Ter um projeto de país. Está na hora de governo, oposição e sociedade civil
discutirem que tipo de país nós queremos. Claro que não vamos concordar em
tudo, mas dá para alcançar alguns consensos. Por exemplo: o de que precisamos
de educação básica decente, de infra-estrutura, de um sistema de saúde, de
pesquisa científica, de proteção ao ambiente. O papel da imprensa é discutir
essas questões e informar a sociedade, para que todo mundo possa participar.
Com todo mundo de acordo com esse projeto, podemos planejar a longo prazo o uso
do dinheiro do óleo – e cada governo novo tem a obrigação de continuar o que o
anterior começou.
2.
Proteger a economia. Quando o dinheiro vier, nos encheremos de dólares.
Precisamos evitar que essa dinheirama inunde a economia e supervalorize o real.
O ideal é colocar tudo numa conta separada, que precisa ser vigiada de perto
pela oposição e pela sociedade civil, para que ninguém tire dela mais do que o
permitido. O governo só pode sacar até um certo limite, e deixar o resto
guardadinho para os nossos netos. Se o preço do petróleo cair, pode sacar um
pouquinho mais para evitar depressão na economia. Se subir, é hora de guardar
para tempos bicudos. E tudo o que o governo sacar tem que ser usado para
colocar em prática o projeto de país descrito no item 1. Nada de aumentar a
gastança do governo.
3.
Transparência.

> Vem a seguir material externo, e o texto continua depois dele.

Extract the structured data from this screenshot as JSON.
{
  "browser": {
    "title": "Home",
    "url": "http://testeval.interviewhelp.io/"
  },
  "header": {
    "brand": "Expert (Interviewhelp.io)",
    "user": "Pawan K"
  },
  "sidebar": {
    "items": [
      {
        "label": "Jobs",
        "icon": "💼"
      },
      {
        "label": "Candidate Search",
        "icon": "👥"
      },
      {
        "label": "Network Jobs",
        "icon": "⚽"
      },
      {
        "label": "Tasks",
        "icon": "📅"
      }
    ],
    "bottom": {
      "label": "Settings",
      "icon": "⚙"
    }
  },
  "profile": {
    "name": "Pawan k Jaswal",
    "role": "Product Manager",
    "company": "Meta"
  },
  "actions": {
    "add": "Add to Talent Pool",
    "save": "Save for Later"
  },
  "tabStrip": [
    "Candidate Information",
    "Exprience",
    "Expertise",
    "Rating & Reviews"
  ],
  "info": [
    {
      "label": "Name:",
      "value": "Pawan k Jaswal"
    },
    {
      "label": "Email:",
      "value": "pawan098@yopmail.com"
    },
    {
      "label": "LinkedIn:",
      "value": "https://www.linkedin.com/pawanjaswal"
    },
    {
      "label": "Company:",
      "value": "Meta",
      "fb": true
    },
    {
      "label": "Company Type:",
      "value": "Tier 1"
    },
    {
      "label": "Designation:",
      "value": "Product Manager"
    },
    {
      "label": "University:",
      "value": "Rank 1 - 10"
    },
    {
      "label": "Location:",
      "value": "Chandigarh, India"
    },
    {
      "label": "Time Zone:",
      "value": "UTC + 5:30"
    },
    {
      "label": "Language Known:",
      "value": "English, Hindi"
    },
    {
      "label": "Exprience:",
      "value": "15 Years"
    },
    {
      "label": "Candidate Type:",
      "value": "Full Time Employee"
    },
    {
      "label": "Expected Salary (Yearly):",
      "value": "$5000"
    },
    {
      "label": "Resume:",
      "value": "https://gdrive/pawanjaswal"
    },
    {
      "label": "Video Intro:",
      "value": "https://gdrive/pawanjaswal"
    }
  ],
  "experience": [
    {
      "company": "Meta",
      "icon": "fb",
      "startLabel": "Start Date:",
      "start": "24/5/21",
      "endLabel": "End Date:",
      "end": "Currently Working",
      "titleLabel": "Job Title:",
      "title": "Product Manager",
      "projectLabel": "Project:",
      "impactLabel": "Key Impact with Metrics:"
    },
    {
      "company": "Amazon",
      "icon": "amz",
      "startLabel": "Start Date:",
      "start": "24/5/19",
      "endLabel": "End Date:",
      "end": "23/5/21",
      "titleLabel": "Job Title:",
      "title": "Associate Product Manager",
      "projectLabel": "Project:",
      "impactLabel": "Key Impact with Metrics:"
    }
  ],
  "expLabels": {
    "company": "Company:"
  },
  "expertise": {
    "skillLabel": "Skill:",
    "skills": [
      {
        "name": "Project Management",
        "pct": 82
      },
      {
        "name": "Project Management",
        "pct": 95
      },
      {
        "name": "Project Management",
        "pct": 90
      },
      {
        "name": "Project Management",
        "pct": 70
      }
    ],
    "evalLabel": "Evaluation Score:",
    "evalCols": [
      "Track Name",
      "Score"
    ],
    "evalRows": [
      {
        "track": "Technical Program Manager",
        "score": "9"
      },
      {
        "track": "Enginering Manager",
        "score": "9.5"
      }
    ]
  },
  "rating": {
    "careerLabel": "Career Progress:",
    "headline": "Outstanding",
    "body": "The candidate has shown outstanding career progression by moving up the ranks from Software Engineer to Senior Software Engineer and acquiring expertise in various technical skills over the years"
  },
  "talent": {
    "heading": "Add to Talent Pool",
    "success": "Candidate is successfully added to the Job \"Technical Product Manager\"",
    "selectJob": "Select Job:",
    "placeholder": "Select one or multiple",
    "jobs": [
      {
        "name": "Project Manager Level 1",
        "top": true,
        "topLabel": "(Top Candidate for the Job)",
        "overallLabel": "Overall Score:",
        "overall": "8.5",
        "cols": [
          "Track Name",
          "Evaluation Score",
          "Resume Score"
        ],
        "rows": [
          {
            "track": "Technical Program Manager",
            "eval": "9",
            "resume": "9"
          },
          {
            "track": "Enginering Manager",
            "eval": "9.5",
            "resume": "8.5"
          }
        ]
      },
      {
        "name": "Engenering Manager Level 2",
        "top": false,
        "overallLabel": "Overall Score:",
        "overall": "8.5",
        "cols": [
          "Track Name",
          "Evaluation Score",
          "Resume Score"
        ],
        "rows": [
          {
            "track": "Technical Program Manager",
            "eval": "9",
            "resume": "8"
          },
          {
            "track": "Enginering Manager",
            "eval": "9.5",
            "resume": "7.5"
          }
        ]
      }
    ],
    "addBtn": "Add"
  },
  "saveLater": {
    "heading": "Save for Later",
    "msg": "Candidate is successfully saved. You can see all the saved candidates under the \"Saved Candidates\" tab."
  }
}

O único jeito de evitarmos que surrupiem a grana é abrirmos
todas as janelas. Precisamos que cada funcionário do governo tenha obrigação de
prestar contas do que faz. Precisamos de organizações independentes destinadas
a investigar gastos públicos. Precisamos de uma imprensa menos gritona e mais
vigilante e racional. Precisamos que cada órgão do governo tenha como uma de
suas funções fiscalizar um outro órgão do governo. Precisamos que o orçamento
seja claro, transparente e público. O saldo da conta do dinheiro do petróleo,
por exemplo, tem que poder ser acessado online por qualquer brasileiro. Se
fizermos tudo isso, o petróleo não só deixará de ser uma maldição como
resolverá a maioria dos problemas do Brasil. Está aí a Noruega, 3a exportadora de
petróleo e 2o maior índice de desenvolvimento humano do mundo, para provar que
é possível. Mas, se não fizermos a lição de casa... Hmm, a coisa vai feder.